🤖 AI Summary
For privacy-sensitive, access-restricted data (e.g., healthcare and governmental datasets), this paper addresses the challenge of table union search—determining whether two tables can be meaningfully vertically joined—without accessing raw data. We propose the first fully metadata-based unionability detection method, departing from conventional approaches reliant on original tabular content. Our method introduces a semantic-driven metadata matching framework: it employs semantic embeddings to represent metadata, models column-level semantic similarity, and integrates structural and contextual features via a lightweight graph neural network. Evaluated on real-world restricted-data scenarios, our approach achieves 81% accuracy in unionability judgment, with precision and recall significantly outperforming existing baselines. This work establishes the first high-accuracy, metadata-only unionability inference technique, enabling verifiable, regulation-compliant data integration and discovery under the FAIR principles while preserving data privacy.
📝 Abstract
Over the past decade, the Table Union Search (TUS) task has aimed to identify unionable tables within data lakes to improve data integration and discovery.
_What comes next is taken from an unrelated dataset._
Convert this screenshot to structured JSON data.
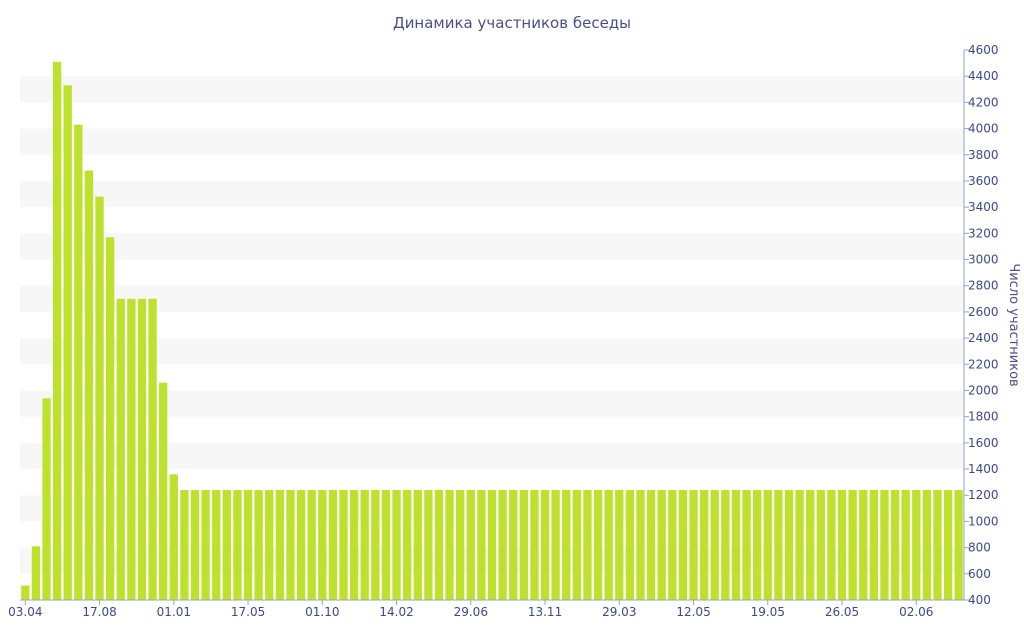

While numerous solutions and approaches have been introduced, they primarily rely on open data, making them not applicable to restricted access data, such as medical records or government statistics, due to privacy concerns. Restricted data can still be shared through metadata, which ensures confidentiality while supporting data reuse. This paper explores how TUS can be computed on restricted access data using metadata alone. We propose a method that achieves 81% accuracy in unionability and outperforms existing benchmarks in precision and recall. Our results highlight the potential of metadata-driven approaches for integrating restricted data, facilitating secure data discovery in privacy-sensitive domains. This aligns with the FAIR principles, by ensuring data is Findable, Accessible, Interoperable, and Reusable while preserving confidentiality.